The mass of the gas disk can be estimated using the number densities in Table 3. The other assumption is that the disk extends from 20R_wd to 100R_wd with a constant scale height of 1R_wd. We can derive a lower limit on the mass of the gas disk mass to be 1.8 × 10¹⁹ g, considering O, Si, Ca, Na, and Mg. On the other hand, the total amount of heavy elements in the atmosphere of Gaia J0611−6931 is 7.1 × 10¹⁶, which is much smaller than the minimum mass of the gas disk. Taking the mass accretion rate of 6.57 × 10⁸ g s⁻¹ (Rogers et al. 2024), the minimum gas disk lifetime is 900 yr.

Our derived minimum gas disk mass of 1.8 × 10¹⁹ g is close to the gas mass estimate of 10²¹ g for another white dwarf, SDSS J1228+1040, using emission line kinematics (Goksu et al. 2023). In other studies to model the circumstellar gas absorption around white dwarfs, the estimated gas mass is about 10¹⁶ g for WD 1145+017 (Fortin-Archambault et al. 2020) and 5 × 10⁸–1.3 × 10¹⁶ g for WD 1124−293 (Steele et al. 2021). Compared to emission line detection, circumstellar absorption lines appear to be much more sensitive to small amounts of circumstellar material around white dwarfs.

In this paper, we developed a simple model for the circumstellar gas around the white dwarf Gaia J0611−6931 using Cloudy. The number densities of O, Si, Ca, Na, and Mg are constrained, and a minimum gas disk mass is also derived. Here, we discuss the limitations of the current work and future improvements.
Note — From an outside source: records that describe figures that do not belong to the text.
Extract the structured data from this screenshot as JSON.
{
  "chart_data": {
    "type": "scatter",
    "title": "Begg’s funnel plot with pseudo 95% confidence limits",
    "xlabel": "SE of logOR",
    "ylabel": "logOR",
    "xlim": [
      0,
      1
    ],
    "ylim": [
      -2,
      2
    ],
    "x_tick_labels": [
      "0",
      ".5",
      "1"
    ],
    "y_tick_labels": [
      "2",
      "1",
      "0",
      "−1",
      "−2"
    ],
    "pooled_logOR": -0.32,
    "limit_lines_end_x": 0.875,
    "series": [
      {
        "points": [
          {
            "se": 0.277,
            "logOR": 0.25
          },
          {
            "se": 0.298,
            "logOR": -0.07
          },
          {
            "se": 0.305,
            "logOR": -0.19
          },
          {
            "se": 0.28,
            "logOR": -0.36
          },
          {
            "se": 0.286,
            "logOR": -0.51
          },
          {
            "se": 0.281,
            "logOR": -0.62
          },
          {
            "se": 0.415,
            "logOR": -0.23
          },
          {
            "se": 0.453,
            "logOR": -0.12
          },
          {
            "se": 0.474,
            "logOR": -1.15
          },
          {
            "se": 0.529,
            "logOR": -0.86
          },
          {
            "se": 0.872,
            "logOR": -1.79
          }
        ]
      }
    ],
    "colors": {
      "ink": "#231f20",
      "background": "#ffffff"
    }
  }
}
Modeling: disk geometry, density profile, and scale height. Our Cloudy model takes the simplest assumption that the gas disk is edge-on with a constant density profile and a constant scale height. This is a major uncertainty that affects the projected velocities, radiative transfer, disk temperature, and line flux. In addition, radiative transfer is only computed along the radial direction and not in the vertical direction. Given the large optical depth in the radial direction, the line photons may escape from the disk surface. Future work is needed to explore these possibilities.

Observation: emission lines with resolved profiles. This study demonstrates the advantage of using infrared emission lines, which are more likely to be optically thin and therefore are better probes of the density of the gas. However, due to the lower spectral resolution of the infrared data, the line profiles are not resolved and most of the infrared lines are heavily blended, limiting its usage. Future observations with a higher spectral resolution that resolves the profiles of the infrared emission lines will be particularly useful in constraining the parameters of the disk and the abundances. It will also be useful to search for additional emissions from other elements (such as those listed in Table 4) that are currently not detected.